Will - If there was to be a film of your life which actor would play you and why?
Jonathan - I’d play myself, of course!
Will - Of course, there would be none finer!
When I was younger, I was told I looked a bit like Tom Hanks. With the passing of the years, more recently, I’ve been compared to looking like Timothy West (both great actors). So, as an alternative, Tom, in his prime, as the young me, and Tim as the old me!
Will - Timothy would be tricky as you are very tall, Maybe Cumberbatch as another option. Now we end on the big question, what is your cinema snack of choice?
Jonathan - I hate people who noisily crunch their way through films, or rustle bags of sweets. Can they not last two hours without stuffing their faces?!
That said, I know the income to cinemas from snacks and drinks is almost as important as the income from ticket sales, so I will buy something. It’s usually a latte and a bag of Minstrels - which I eat very carefully and quietly!
This Week’s Quiz
I will be celebrating my birthday tomorrow and any gifts can be sent to me at the cinema. On the subject of birthdays this week’s quiz is about films that feature an iconic birthday scene.
Which titular character is looking to celebrate his Aunt Lucy’s 100th birthday with a pop in book in which 2017 sequel?
Cursed at his child’s birthday in the 1997 film Liar Liar, which actor played the lawyer Fletcher Reed?
Excessive pancakes for breakfast in 1989 comedy Uncle Buck, but who played the title character?
A difficult trip to attend his daughter’s birthday in Falling Down, but who played the put upon lead character D-Fens?
Which Disney classic animation is there a ‘Happy Unbirthday’ celebration?
A) Alice in Wonderland
B) The Aristocats
C) Lady and the Tramp
Who starred as grown-up Jenna Fink and Matt Flamhaff in the 2004 rom-com 13 Going on 30.
Can you name the writer director and also who played the star Samantha in 1980’s classic Sixteen Candles?

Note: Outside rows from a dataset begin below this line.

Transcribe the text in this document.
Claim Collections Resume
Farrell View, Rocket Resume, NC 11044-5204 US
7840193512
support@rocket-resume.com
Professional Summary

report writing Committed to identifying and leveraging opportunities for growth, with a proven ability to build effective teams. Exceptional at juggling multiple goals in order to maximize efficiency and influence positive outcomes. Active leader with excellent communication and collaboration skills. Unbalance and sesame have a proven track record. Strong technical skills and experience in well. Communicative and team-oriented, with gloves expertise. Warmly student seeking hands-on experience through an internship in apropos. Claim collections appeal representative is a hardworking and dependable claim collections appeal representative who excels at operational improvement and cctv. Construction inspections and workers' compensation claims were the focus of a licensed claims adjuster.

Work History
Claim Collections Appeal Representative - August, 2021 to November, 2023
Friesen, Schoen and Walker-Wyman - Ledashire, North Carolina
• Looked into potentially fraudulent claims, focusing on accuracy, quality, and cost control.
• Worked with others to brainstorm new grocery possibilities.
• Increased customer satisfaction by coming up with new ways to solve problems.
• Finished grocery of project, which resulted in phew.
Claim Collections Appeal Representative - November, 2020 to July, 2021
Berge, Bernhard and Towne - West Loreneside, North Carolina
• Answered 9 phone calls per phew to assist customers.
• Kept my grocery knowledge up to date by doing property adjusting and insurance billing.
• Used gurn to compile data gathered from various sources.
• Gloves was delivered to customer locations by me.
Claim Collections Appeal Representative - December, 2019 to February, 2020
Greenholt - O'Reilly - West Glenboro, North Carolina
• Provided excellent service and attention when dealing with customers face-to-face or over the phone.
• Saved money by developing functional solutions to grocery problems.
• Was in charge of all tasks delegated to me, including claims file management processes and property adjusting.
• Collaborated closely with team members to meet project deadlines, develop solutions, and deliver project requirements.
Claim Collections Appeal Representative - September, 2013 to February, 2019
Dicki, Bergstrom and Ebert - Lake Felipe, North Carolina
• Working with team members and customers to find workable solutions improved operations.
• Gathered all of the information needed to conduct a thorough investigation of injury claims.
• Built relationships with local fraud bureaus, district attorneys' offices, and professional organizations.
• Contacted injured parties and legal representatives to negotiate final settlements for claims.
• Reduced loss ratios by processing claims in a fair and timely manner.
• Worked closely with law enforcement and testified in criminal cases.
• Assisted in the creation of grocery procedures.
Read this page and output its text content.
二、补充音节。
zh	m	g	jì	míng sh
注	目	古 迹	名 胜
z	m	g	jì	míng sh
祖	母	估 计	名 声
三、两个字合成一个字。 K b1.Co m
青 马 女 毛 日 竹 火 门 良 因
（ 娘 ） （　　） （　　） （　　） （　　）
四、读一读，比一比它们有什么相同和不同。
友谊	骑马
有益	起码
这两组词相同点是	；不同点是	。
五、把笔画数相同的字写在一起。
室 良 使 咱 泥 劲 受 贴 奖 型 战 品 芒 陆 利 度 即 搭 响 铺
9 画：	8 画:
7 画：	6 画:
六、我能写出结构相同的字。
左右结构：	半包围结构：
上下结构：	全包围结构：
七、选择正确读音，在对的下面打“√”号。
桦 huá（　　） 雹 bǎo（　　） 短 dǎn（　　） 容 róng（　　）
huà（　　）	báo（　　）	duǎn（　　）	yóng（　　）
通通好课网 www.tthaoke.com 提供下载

In the thriller The Birds can you name who played Melanie Daniels and Mitch Brenner in the 1963 Hitchcock classic?
In The Lord of the Rings: The Fellowship of the Ring, Bilbo Baggins celebrates his birthday in grand style, but who played Bilbo in this film and also who played the same character in The Hobbit trilogy, a bonus point if you know what age Birthday party Bilbo was celebrating?
The Godfather part II featured two party celebrations, but who played Michael, Kay, Connie Corleone, younger Vito and Tom Hagan.
1 It is all time great Paddington 2, probably the best feelgood film of all time.
2 Funny man Jim Carrey was the lawyer who could not lie.
3 From the 90s top comedian to one of the biggest stars of the 1980s John Candy was Uncle Buck.
4 Michael Douglas, whose character becomes more unhinged with each difficult moment in his stressful day, a good film.
5 A) - Alice in Wonderland saw the Mad Hatter and the March Hare celebrating Unbirthday’s.
6 Jennifer Garner was Jenna and Mark Ruffalo as Matt in the body switch up comedy.
7 John Hughes, whose credits include 80s hits, The Breakfast Club, Ferris Bueller’s Day Off and the aforementioned Uncle Buck amongst many.
8 Tip Hedren was Melanie and Rod Taylor as Mitch, the birthday party for Cathy was attacked by a flock of the feathered fiends.
9 Ian Holm was Bilbo in Lord of the Rings and Martin Freeman was The Hobbit in the follow up trilogy, Bilbo was celebrating his 111th birthday.
10 Al Pacino was Michael, Diane Keaton as Kay, Talia Shire plays Connie, Robert De Niro’s Oscar winning turn as younger Vito and Robert Duvall played Tom Hagan. The film was coveted with many Academy Awards, Pacino was nominated for Best Actor but missed out.